Komnas Perempuan, as the rights body is known, found 207 local government policies that disadvantaged women in 2011, mostly in the name of religion and morality. This figure is up from 154 in 2009.

Some policies were overtly discriminative, while others constituted indirect discrimination by tending to disproportionately disadvantage women compared to men, the group said.

"As many as 82 of the 207 regional policies were directly discriminative against women," a Komnas Perempuan member, Andy Yentriyani, said during a national consultation on enforcing women's constitutional rights on Monday.

Andy said 55 of the objectionable policies criminalized women through provisions ostensibly designed to deal with prostitution, pornography and "immoral" meetings between unmarried persons of the opposite sex.
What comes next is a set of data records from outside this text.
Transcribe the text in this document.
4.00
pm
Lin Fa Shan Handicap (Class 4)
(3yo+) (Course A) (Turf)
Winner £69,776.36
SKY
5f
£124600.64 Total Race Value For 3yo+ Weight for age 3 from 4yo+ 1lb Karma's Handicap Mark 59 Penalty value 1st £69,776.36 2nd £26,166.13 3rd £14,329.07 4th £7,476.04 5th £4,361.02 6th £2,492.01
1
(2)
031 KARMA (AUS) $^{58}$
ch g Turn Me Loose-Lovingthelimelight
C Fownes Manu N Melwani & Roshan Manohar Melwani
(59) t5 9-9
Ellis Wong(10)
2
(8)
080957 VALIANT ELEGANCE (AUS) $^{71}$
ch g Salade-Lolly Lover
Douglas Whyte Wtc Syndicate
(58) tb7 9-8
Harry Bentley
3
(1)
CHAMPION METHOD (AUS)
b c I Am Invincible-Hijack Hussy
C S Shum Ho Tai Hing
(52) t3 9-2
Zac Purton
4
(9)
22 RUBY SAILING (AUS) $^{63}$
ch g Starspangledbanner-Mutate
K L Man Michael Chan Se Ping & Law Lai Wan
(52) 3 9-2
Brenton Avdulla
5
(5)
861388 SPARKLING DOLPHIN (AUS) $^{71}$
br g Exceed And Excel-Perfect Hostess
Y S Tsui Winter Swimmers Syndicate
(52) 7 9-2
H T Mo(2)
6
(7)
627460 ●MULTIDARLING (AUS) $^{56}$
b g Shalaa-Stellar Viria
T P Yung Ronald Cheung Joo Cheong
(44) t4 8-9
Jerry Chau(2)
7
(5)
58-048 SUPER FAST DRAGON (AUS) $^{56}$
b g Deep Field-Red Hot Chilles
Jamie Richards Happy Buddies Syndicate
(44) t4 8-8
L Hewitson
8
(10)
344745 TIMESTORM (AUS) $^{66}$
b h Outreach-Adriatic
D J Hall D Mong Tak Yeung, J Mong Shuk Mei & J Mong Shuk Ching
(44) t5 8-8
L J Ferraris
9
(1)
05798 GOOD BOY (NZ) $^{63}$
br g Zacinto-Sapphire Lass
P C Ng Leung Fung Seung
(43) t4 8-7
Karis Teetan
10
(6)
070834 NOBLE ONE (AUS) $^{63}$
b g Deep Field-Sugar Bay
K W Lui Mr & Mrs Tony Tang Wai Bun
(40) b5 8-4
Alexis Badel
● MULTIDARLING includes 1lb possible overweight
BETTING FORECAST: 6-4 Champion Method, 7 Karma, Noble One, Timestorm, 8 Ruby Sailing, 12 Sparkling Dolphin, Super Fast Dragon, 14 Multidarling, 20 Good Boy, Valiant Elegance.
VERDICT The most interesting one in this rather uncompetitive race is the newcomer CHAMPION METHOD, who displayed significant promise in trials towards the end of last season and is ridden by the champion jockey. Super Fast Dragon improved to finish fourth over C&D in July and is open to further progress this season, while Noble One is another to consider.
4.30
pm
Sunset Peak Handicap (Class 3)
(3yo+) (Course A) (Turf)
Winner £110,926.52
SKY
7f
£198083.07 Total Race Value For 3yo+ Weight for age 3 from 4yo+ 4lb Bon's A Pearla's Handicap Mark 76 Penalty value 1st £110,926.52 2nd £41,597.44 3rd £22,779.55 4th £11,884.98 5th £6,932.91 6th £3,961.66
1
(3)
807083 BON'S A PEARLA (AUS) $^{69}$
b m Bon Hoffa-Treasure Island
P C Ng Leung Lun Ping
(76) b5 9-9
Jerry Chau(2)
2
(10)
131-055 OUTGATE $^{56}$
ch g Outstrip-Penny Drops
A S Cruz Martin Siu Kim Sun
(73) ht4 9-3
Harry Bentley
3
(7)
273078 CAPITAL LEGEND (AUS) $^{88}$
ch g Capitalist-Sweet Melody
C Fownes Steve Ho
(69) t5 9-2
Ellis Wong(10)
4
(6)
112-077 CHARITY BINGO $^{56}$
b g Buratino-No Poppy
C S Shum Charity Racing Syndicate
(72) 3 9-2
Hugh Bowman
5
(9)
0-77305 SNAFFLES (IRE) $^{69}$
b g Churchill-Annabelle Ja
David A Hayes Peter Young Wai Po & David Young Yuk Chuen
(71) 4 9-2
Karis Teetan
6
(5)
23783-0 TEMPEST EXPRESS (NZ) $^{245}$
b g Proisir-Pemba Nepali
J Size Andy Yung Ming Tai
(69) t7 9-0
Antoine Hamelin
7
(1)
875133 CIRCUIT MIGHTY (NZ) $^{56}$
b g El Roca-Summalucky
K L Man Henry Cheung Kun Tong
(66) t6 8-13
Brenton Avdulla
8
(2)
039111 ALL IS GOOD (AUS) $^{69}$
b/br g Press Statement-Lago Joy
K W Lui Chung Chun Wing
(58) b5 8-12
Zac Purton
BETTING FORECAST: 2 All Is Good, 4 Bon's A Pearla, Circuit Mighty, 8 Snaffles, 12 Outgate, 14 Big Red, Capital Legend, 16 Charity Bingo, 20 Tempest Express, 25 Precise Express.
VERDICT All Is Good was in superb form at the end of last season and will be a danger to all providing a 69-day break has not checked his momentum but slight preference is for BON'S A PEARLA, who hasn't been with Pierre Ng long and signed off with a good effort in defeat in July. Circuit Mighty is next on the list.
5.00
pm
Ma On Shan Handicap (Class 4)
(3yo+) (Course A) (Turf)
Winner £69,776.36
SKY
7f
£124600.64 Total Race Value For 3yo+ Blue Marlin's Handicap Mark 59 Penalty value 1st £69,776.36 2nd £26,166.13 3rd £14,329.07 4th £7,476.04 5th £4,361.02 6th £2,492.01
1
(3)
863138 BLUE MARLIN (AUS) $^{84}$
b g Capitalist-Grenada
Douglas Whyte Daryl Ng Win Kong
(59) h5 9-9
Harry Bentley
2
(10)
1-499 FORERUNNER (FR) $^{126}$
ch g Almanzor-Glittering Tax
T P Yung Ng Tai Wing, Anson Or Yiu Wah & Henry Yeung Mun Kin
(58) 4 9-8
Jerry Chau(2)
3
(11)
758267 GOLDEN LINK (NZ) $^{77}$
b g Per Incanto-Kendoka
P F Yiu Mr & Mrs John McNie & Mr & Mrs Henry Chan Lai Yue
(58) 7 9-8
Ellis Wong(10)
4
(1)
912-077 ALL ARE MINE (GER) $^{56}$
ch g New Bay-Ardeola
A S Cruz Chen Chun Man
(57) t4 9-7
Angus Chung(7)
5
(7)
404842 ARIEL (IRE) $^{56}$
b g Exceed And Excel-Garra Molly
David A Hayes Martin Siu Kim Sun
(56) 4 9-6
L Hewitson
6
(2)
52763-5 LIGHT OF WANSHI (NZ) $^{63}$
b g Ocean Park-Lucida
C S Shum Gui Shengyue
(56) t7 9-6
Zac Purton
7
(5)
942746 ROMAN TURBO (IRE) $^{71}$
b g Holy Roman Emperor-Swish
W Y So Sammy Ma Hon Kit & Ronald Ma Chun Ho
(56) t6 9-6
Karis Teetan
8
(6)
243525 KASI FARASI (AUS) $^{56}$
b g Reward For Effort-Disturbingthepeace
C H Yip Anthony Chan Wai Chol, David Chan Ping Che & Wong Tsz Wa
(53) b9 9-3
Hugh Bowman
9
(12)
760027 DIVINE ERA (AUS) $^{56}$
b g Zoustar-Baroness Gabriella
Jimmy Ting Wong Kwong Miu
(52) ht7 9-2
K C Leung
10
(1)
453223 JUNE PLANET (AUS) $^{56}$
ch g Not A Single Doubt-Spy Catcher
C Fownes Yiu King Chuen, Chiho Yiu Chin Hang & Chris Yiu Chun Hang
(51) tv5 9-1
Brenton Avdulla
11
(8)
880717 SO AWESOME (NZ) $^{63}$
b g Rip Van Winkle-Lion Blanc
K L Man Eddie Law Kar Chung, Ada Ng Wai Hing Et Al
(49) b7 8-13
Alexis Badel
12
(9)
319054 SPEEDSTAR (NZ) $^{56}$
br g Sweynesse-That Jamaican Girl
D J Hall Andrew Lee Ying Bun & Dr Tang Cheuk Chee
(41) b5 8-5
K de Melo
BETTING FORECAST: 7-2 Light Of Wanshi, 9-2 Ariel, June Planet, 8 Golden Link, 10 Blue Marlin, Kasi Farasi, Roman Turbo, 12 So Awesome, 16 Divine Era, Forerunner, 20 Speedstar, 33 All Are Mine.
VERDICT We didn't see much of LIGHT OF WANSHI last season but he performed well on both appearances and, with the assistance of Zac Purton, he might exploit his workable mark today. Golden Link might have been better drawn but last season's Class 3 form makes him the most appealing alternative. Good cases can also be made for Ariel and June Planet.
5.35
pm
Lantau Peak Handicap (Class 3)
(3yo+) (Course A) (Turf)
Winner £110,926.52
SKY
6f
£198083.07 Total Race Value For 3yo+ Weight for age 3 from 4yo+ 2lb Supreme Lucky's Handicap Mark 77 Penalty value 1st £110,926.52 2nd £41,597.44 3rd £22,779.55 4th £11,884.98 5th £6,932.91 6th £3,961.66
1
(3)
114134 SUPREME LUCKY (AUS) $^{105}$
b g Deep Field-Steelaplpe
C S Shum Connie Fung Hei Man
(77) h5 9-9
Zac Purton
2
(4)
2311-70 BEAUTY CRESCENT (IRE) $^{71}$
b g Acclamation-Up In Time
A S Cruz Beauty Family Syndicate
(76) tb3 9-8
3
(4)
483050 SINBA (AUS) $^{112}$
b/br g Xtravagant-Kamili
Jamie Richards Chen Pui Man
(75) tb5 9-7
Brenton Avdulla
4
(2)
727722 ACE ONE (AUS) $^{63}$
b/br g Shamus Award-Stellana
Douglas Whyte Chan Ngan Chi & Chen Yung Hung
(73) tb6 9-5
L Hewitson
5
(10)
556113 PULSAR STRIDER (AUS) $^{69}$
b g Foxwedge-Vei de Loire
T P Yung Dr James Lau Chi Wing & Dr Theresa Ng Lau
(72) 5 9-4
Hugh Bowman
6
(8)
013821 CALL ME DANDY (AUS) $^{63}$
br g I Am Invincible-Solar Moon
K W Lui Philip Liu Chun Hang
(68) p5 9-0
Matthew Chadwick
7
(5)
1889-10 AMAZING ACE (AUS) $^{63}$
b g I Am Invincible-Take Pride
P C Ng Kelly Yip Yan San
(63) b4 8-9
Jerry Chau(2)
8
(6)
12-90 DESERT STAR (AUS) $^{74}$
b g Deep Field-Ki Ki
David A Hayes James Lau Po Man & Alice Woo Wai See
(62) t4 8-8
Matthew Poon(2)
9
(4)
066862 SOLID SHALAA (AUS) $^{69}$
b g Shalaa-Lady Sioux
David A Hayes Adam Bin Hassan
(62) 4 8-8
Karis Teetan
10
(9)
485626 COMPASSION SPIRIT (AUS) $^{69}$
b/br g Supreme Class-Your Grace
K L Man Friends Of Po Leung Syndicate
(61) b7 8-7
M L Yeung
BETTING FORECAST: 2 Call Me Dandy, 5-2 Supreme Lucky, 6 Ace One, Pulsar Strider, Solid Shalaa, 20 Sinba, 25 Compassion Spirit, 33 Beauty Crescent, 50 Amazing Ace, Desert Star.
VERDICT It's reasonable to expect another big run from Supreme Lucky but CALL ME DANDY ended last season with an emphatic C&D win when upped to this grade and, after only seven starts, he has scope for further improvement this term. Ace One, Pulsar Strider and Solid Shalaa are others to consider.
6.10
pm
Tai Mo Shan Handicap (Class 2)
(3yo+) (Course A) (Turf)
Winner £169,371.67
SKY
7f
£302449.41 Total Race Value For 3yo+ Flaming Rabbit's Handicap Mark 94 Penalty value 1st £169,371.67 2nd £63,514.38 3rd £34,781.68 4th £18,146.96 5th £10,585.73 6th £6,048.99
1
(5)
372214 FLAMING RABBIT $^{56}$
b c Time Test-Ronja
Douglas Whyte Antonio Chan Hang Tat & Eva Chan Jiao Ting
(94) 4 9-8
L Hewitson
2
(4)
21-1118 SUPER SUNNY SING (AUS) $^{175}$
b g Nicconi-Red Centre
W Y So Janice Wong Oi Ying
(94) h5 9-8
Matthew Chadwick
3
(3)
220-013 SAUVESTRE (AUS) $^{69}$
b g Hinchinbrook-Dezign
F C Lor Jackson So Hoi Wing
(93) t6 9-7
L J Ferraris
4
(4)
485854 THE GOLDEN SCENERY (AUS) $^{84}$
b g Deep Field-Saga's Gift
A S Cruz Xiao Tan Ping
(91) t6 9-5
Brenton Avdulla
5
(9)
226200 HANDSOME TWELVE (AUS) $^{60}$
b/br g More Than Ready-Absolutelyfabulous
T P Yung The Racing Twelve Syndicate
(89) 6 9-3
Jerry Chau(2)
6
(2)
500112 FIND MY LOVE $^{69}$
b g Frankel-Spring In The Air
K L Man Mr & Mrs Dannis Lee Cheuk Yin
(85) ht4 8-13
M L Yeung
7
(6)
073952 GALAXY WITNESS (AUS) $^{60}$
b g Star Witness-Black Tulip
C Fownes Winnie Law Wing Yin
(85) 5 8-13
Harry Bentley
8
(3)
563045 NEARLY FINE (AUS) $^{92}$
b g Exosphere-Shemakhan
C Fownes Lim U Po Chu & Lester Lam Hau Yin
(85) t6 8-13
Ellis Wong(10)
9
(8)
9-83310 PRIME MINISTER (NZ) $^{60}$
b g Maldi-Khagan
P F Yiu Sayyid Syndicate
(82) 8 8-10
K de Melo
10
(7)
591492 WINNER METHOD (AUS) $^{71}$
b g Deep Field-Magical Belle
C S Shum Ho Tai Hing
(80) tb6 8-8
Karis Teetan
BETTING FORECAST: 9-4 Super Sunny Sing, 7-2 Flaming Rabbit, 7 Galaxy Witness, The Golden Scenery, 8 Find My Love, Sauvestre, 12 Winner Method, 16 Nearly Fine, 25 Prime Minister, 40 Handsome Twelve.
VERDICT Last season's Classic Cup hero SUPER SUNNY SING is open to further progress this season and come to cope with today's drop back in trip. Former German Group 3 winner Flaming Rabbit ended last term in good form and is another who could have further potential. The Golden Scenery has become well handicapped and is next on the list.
There were also 23 policies that infringed on women's rights to self-expression by dictating modes of dress.

On the brighter side, Andy pointed to 44 government regulations that provided assistance to female victims of violence, eight against human trafficking and six relating to women's health and education.

The head of the National Resilience Institute (Lemhannas), a security think tank, Budi Susilo Supandji, said that discrimination in any form undermined national cohesion.

"A current challenge to national security is the problem with social justice," he said. "And if it can't be resolved then it will become a threat."